What physicists will find when extrapolation takes them to the beginning of the world is not creation but another question, even if as yet they see no way to proceed. (Ibid. p 185-6)
In the space encompassing our cosmic images, the philosophical and revelational faith’s continuum can kick in and provide buoyancy and inspired reason for its re-emersion.

To unfetter faith: The source of the consciousness and conscience continuum is a process more than progress. Yesterday I heard a Mercedes commercial: “Decay is the opposite of evolution”. It’s obviously an effort to capitalize on the presumed acceptability and the implications of the “e” word that’s currently bombarding the public—even in the churches. It tends to verify the Fiat, i.e., that the word means that more recent developed brains will buy a Mercedes. 

Dialogue Section (10-23-2014)

Caleb Boone responded to my Webpage. (Caleb’s jurisprudent criminal-case contributions were valuable in the preparation of my logical rejoinder to the Kitzmiller v. Dover trial.  http://www.karljaspersapplied.net/ExistenzKjsnaPart6.htm )

Caleb said: “I read the article carefully. I agree with Jaspers. It took trillions of years to create the earth. It surely took many more trillions of years to create the universe. God is limitless.”

Thanks, Caleb, for pointing out to me that some expanding needs to be done to make Jaspers less vulnerable to misinterpretation.

I understand that your expanding the time goes to a leaning toward the eternality of God rather than a pinpointed time-space support on shaky critical mass in a minimum of space. 

It is safer to speak of prehistory as “the unfathomable depths of time” (The Origin and Goal of History, 1965, Yale UP, 3rd printing, p.31)) and this keeps open the history of humankind.
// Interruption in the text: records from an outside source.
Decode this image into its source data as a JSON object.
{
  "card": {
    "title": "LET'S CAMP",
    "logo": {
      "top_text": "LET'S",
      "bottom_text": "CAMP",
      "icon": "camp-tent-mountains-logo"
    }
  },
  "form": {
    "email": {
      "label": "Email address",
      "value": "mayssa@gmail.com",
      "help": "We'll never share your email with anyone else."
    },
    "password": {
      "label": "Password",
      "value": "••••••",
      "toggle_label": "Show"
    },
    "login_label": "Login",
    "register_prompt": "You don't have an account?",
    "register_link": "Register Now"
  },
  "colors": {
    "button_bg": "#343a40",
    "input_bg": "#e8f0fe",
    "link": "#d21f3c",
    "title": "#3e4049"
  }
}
That’s important because:

The picture we form of history becomes a factor in our volition. The manner in which we think of history sets limits on our potentialities, or sustains us by its implications, or lures us away from our reality… The use of this knowledge for purposes of propaganda in the interests of a power amounts to a lie about history”. (Ibid.231)

I should have emphasized that Jaspers was critiquing the cosmic visualization not propounding it, nor promoting long or short origin-thinking regarding prehistory. He was pointing to a long process while speaking from this dust particle in the immense universe.

That the “universe” can be imagined to be reduced to something small enough to fit in a child’s hand (a conceptual oxymoron) seems to me to be what Jaspers meant when he said that myths can be remolded, that there can be “myth-creating after a new fashion, at the very moment when the myth as a whole was destroyed” (Ibid. p.3). That the mind (being subject to the predicament of a priori forms of time and space) can apprehend the universe with such certitude seems heretically gnostic.

So, it should be made clearer that Jaspers is referring to the “Big Bang” idea in this reference to five trillion years ago. It is in his most recent 1962 work (PFR above). In his 1949 The Origin and Goal of History he speaks about current measurements being no less than around 2000 million years (p. 30) in reference to the history of the earth. Beyond that gets us into the restraints put upon us in the presumption of a known or knowable origin. Jaspers is not agreeing with the cosmic explosion “extrapolation”, and I think this was Einstein’s position too—though it seems to me that there’s an effort at taking Einstein’s kind words to mean that he was assenting to the Prelate Lemaitre. It might be comparable to me saying that it was a compliment when Einstein said he could not understand Jaspers. I mean if Jaspers had had his physics-collar on Einstein might have been more reverent. 

So, my view is that Jaspers is careful not to identify with this definitive point in space and time for some psychopathological reasons:

A wholly destructive event necessitates thereafter the beginning of life and the eventual development of consciousness, and conjuring God. It empowers, with too much force, the entity that can extrapolate most verbally about measuring that time and space—thus conjuring origin in the garb of science. It leaves us with a designed space for, and a timely substitution for God by some too simple- or too-complex of any institution. There’s always something poised to leap into the space left by atheism.